Based on four years of data:

  • Expensive, forb-dominated seed mixes produce high pollinator forage, but also have excessive bare ground and perennial weed cover.
  • Inexpensive, grass-dominated seed mixes produce high native cover and stem density, but little pollinator forage.
  • Diverse, moderately priced grass/forb balanced seed mixes produce floral resources comparable to forb-dominated mixes, and native cover and stem density comparable to grass dominated mixes with high cost-effectiveness.
  • Frequent first year mowing accelerated establishment, leading to more ecosystem functioning over a typical 10-year contract.

Reconstructing Cost-effective, Multifunctional Prairies on Dry Marginal Lands

Paired with incentive-based conservation programs, converting farmland on marginal soils to native perennial vegetation may represent a viable conservation land-use choice for many farm owners, but there is a need to better understand how site soils influence establishment outcomes and how seed mixes can be designed to be adaptive to those influences. How does seed mix design, specifically the effect of species habitat matching to soils, affect plant establishment, ecosystem function, and cost-effectiveness in dry marginal lands? 


We established a small completely randomized experiment testing seed mix design (soil moisture customization) on dry (sandy) marginal lands. We assessed two mixes- a mix using species adapted to dry soils, and a mix using species adapted to medium soils (developed using the Tallgrass Prairie Seed Calculator, We did minimal soil preparation, and seeded the experiment using a no-till drill in late November 2017.

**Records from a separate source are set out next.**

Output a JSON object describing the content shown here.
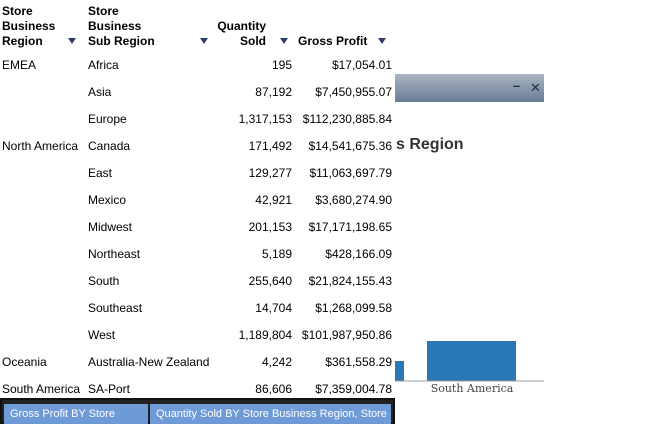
{
  "table": {
    "headers": {
      "region": [
        "Store",
        "Business",
        "Region"
      ],
      "sub_region": [
        "Store",
        "Business",
        "Sub Region"
      ],
      "quantity": [
        "Quantity",
        "Sold"
      ],
      "gross_profit": "Gross Profit"
    },
    "rows": [
      {
        "region": "EMEA",
        "sub": "Africa",
        "qty": "195",
        "gp": "$17,054.01"
      },
      {
        "region": "",
        "sub": "Asia",
        "qty": "87,192",
        "gp": "$7,450,955.07"
      },
      {
        "region": "",
        "sub": "Europe",
        "qty": "1,317,153",
        "gp": "$112,230,885.84"
      },
      {
        "region": "North America",
        "sub": "Canada",
        "qty": "171,492",
        "gp": "$14,541,675.36"
      },
      {
        "region": "",
        "sub": "East",
        "qty": "129,277",
        "gp": "$11,063,697.79"
      },
      {
        "region": "",
        "sub": "Mexico",
        "qty": "42,921",
        "gp": "$3,680,274.90"
      },
      {
        "region": "",
        "sub": "Midwest",
        "qty": "201,153",
        "gp": "$17,171,198.65"
      },
      {
        "region": "",
        "sub": "Northeast",
        "qty": "5,189",
        "gp": "$428,166.09"
      },
      {
        "region": "",
        "sub": "South",
        "qty": "255,640",
        "gp": "$21,824,155.43"
      },
      {
        "region": "",
        "sub": "Southeast",
        "qty": "14,704",
        "gp": "$1,268,099.58"
      },
      {
        "region": "",
        "sub": "West",
        "qty": "1,189,804",
        "gp": "$101,987,950.86"
      },
      {
        "region": "Oceania",
        "sub": "Australia-New Zealand",
        "qty": "4,242",
        "gp": "$361,558.29"
      },
      {
        "region": "South America",
        "sub": "SA-Port",
        "qty": "86,606",
        "gp": "$7,359,004.78"
      }
    ]
  },
  "chart_window": {
    "minimize_label": "–",
    "close_label": "✕",
    "title_fragment": "s Region",
    "x_label": "South America",
    "bar_color": "#2a77b7"
  },
  "tabs": [
    {
      "label": "Gross Profit BY Store"
    },
    {
      "label": "Quantity Sold BY Store Business Region, Store"
    }
  ],
  "icons": {
    "sort": "triangle-down"
  }
}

Based on two years of data:

  • Key prairie species establish well even in dry conditions. Native warm and cool season grasses establish well in marginal dry soil, along with important summer and fall flowering forbs.
  • Seed mixes customized for dry soils result in more ecological functionality at similar price. Dry adapted forb species established better than their medium to wet soil counterparts, resulting in more functional groups present. The entire spring forb functional group was missing from the non-customized mix.
  • Cost-effectiveness of native perennial vegetation comparable in productive vs marginal soils. Number of plants produced from one dollar of seed is similar for many native grass and forb species in medium and dry soils.